I got a desk job. There is a lot of people in the office. Cannot imagine coming to work on Monday and facing them.
Have a good night sleep.
Thinking of you all. Lets hope together for better days.
Andrea
Hi Newb
This is my worry too. We spoke at lunch time every single day. Then I rung him after I finished work that I was on bus. In winter time he used to wait for me at the busstop.
As you say, coming home to an empty house where no one is waiting for us is a killer.
What have we done to deserve this???
Hi Newb
This is my worry too. We spoke at lunch time every single day. Then I rung him after I finished work that I was on bus. In winter time he used to wait for me at the busstop.
As you say, coming home to an empty house where no one is waiting for us is a killer.
What have we done to deserve this???
Hi Andrea
I started back on 4 hour's a day 1st week /6 hour's 2nd week /then full 8 hour's 3rd week. I'll admit I found it difficult. I did my job on auto pilot, but my head was on my Jayne. Her loss was on my mind every minute of the shift. I fell apart a few times during the first fortnight. Once in the Canteen full of people eating. All it took was 2 bloke's asking me how Jayne was getting on. They didn't know, not their fault. But I burst out of the exit door and up to the top of the car park. Sat sobbing and didn't want to go back in. They sent me home early, but I told them to make sure that everyone in the factory knows I've lost Jayne. She worked there for 20 years.
A sudden unexpected comment is enough to set you off.
Just take it slowly and ease your way back into work duck. The first 2 weeks were very emotional for me. I hadn't bargained on feeling like I could brake down at any moment.
I feel for you duck.
What have you done to deserve this? That's simple your love for your spouse was still deep and vibrant.
For some people its just an event in their lives, an inconvenience but those relationships are all but burned out perhaps a step or two away from divorce when one of them dies suddenly.
The threads of their lives aren't unravelled because they have all ready separated the strands of the two lives. The Victorians had all kinds of death rituals that they carried on for years and it made it socially acceptable to grieve a loved one for a long time, now we seem to be all rush rush hurry hurry when are you going to move on.
I know its not good to stay in that moment of loss but some of us need time to move from that situation.
Yes we all had our constant contact habits, I used to email my husband snippets of news throughout the day because we were both at computers. Coming home to a quiet house wasn't such a problem for me as I always left second and arrived home first, cooking is my problem we always cooked together, we always decided on dinner when we got home I eat cold now because it never feels worth it to put on the oven just for me and I'm afraid that the larger saucepans barely ever see the light of day.

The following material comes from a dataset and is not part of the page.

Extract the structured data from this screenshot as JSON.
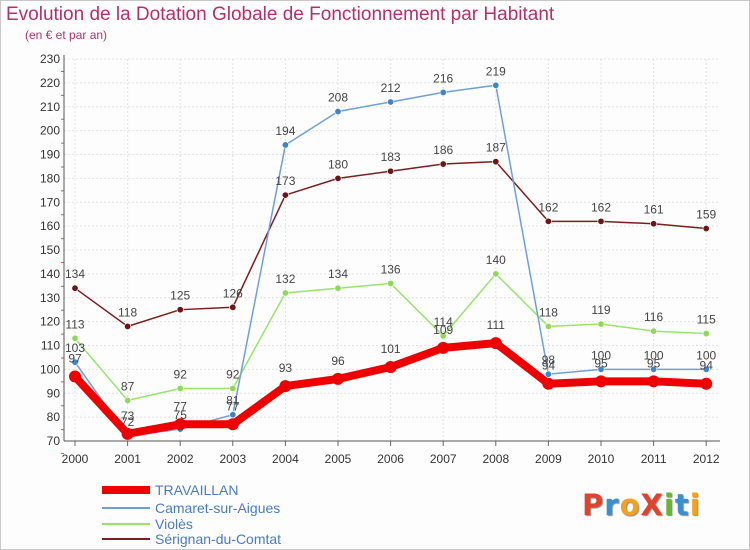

Your life will adjust in ways you cannot yet see and you will live with this loss because they struggled hard to hang onto their lives.
D
Hi Mark,
I am sorry to hear about your experience. Must have been terrible for you.
This reminds me, when my husband passed away and he was still receiving messages on his phone asking him how he was.
I friend of mine told me about phased return to work. Is this what you did? I have never been off sick, so don't know what options people have. Getting up early after a sleepless night can make it difficult.
Thank you for sharing your experience and trying to help.